12 Things to Do Before You Crash and Burn by James Proimos Herc was nicknamed Hercules by his father when he was six. But his father has just died in a plane crash. He was a popular self-help expert, loved by his audience, but a terrible father. Herc, definitely up there on the difficult teen scale, gives this eulogy at the funeral: “He was an ass. My father was a complete and total ass.” Following this, and no doubt further trying incidents at home, his mother ships Herc off to his uncle in Baltimore for two weeks. In the train on the way there, he sits by a Beautiful, Unattainable Woman who is reading Winnie the Pooh. When she leaves the book behind, he determines to track her down to return it. Meanwhile, his uncle, busy working long hours, gives him, like the Hercules of legend, twelve tasks to accomplish: Choose a mission. Find the best pizza joint in town. Clean out the garage. Muck the stalls at Riverbend farm. Read a complete book under a tree. Go to a place of worship and pray. Go on seven job interviews. Spend the day thinking big thoughts. Write them down. Eat a meal with a stranger. Make your uncle something. Recite a poem at Blake’s Coffee shop Midnight Poetry Reading. Complete your mission. Somehow, the force of his uncle’s personality is enough that Herc goes with it, forming most of the book.

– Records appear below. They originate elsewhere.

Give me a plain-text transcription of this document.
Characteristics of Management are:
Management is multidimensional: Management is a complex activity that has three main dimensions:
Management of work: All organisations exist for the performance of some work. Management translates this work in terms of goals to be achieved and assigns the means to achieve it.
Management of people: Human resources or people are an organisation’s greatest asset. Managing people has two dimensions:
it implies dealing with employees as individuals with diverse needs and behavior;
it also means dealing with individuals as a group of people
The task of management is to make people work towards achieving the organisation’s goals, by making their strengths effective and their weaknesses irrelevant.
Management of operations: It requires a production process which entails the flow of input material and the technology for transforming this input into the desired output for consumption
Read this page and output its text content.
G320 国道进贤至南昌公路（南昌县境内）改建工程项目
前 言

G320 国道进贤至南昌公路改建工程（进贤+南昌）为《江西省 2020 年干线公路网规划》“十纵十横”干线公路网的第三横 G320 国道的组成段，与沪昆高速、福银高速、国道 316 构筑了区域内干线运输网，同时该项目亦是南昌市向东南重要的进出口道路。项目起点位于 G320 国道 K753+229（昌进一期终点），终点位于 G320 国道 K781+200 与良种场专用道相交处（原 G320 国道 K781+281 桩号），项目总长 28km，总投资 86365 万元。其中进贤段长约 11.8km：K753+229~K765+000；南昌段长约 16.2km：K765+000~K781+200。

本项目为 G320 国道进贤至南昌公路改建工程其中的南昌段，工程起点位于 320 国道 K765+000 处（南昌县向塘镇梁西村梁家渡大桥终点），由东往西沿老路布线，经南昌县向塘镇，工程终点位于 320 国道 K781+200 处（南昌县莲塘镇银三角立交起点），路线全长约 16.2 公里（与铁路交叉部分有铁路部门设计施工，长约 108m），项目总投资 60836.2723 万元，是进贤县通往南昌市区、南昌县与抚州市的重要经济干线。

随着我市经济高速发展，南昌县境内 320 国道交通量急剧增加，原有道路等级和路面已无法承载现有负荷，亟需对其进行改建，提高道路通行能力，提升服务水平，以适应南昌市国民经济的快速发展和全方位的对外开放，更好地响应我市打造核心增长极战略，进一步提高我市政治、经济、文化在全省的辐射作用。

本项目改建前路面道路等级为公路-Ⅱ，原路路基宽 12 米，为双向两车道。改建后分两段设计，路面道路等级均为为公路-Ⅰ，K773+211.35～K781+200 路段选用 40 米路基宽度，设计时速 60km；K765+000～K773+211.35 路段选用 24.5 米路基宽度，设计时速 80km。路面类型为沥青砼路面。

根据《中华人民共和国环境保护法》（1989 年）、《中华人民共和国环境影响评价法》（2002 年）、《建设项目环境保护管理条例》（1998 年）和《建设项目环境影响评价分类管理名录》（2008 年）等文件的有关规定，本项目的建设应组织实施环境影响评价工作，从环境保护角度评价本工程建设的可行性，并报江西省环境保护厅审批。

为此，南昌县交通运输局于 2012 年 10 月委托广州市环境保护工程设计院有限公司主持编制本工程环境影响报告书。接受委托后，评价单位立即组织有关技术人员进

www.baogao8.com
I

There are, in my opinion, way too many Dead Parent teen books, but this is one of the good ones. Despite the potentially depressing premise, this is hilarious, with short, active chapters. In fact, the whole book is really short at only 128 pages, which makes it perfect for reluctant teen readers. The tasks seem random and he accomplishes them in ways that are definitely more surface-oriented than serious – but Herc manages to sort through his tangled feelings for his father along the way. And who could resist his discomfiture at finding out that the woman of his dreams is named Thelma or the job interviews at entry-level jobs where he makes up different punning names suitable to the job for each one (wishing I had the book here for quotes now.) In any case, this is one certainly to read for pleasure and also to put in the hands of teens who need something fast and fun that still packs a wallop.